Anna Fox lives alone—a recluse in her New York City home, unable to venture outside. She spends her day drinking wine (maybe too much), watching old movies, recalling happier times . . . and spying on her neighbors.

Then the Russells move into the house across the way: a father, a mother, their teenage son. The perfect family. But when Anna, gazing out her window one night, sees something she shouldn’t, her world begins to crumble—and its shocking secrets are laid bare.

What is real? What is imagined? Who is in danger? Who is in control? In this diabolically gripping thriller, no one—and nothing—is what it seems.

Anna Fox is a child psychologist, a borderline alcoholic and an agoraphobic. She hasn’t left her New York home in over a year and her husband and daughter are no longer living with her, although she speaks to them daily.  When she isn’t drinking and mixing up her multiple medications she’s watching black and white movies…or her neighbours.

With obvious parallels to Hitchcock’s “Rear Window”, Anna uses her camera to focus closely on her neighbours & make up versions of their lives as they go about their day to day business. After  her new neighbours, the Russells, move in, and she has reluctantly met the family, she sees something truly terrifying through her lens. As she tries to figure out what is happening – not an easy task through the haze of booze and drugs she’s worked her way through, this messed up woman begins to unravel a mystery worthy of one of her beloved black and white films – and perhaps even more dangerous for both herself and the Russell family.

Throughout the book, I felt quite claustrophobic – but as Anna can’t leave the house – I couldn’t leave the story. There are a number of different avenues that this book takes you down, first making you think one way, then switching to another. There was one rather obvious plot point that I was surprised to find was not the big reveal I thought it was going to be, in fact there isn’t really one big reveal, more a creeping disclosure from which you paint the true picture of what really happened that night.

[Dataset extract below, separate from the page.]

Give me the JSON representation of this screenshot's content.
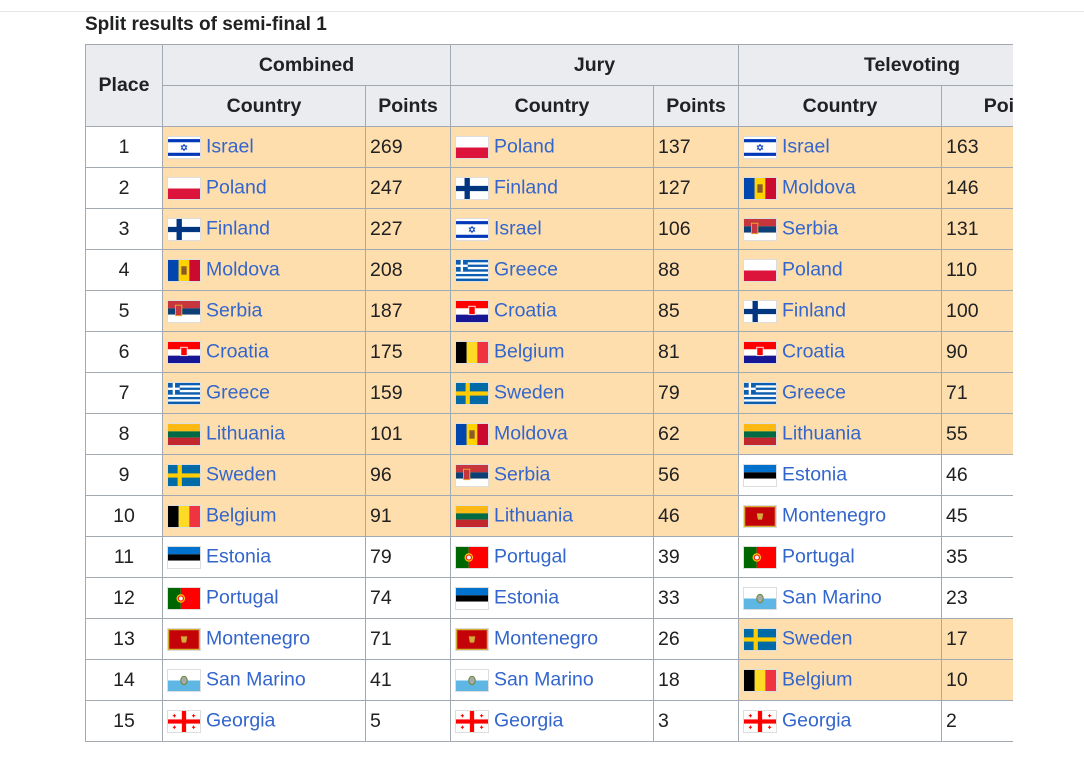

There’s been a lot of hype around this book, and the obligatory comparison to the likes of Gone Girl and The Girl on the Train. I felt this more so with the latter – with Anna being an unreliable narrator, it makes for a taut and thought provoking read – after all, if she isn’t sure what she’s been doing and what’s been happening around her – how can you be? Is she confusing her TV with her window?

I went through this book quite quickly, because it drew me in and I was intrigued to find out whether or not my suspicions were correct; unusually for me, they were not. Some of the plot twists you see coming, but I think you’re meant to – more a classic case of misdirection than an unintended reveal. I think this book will divide opinion, however, I really enjoyed it.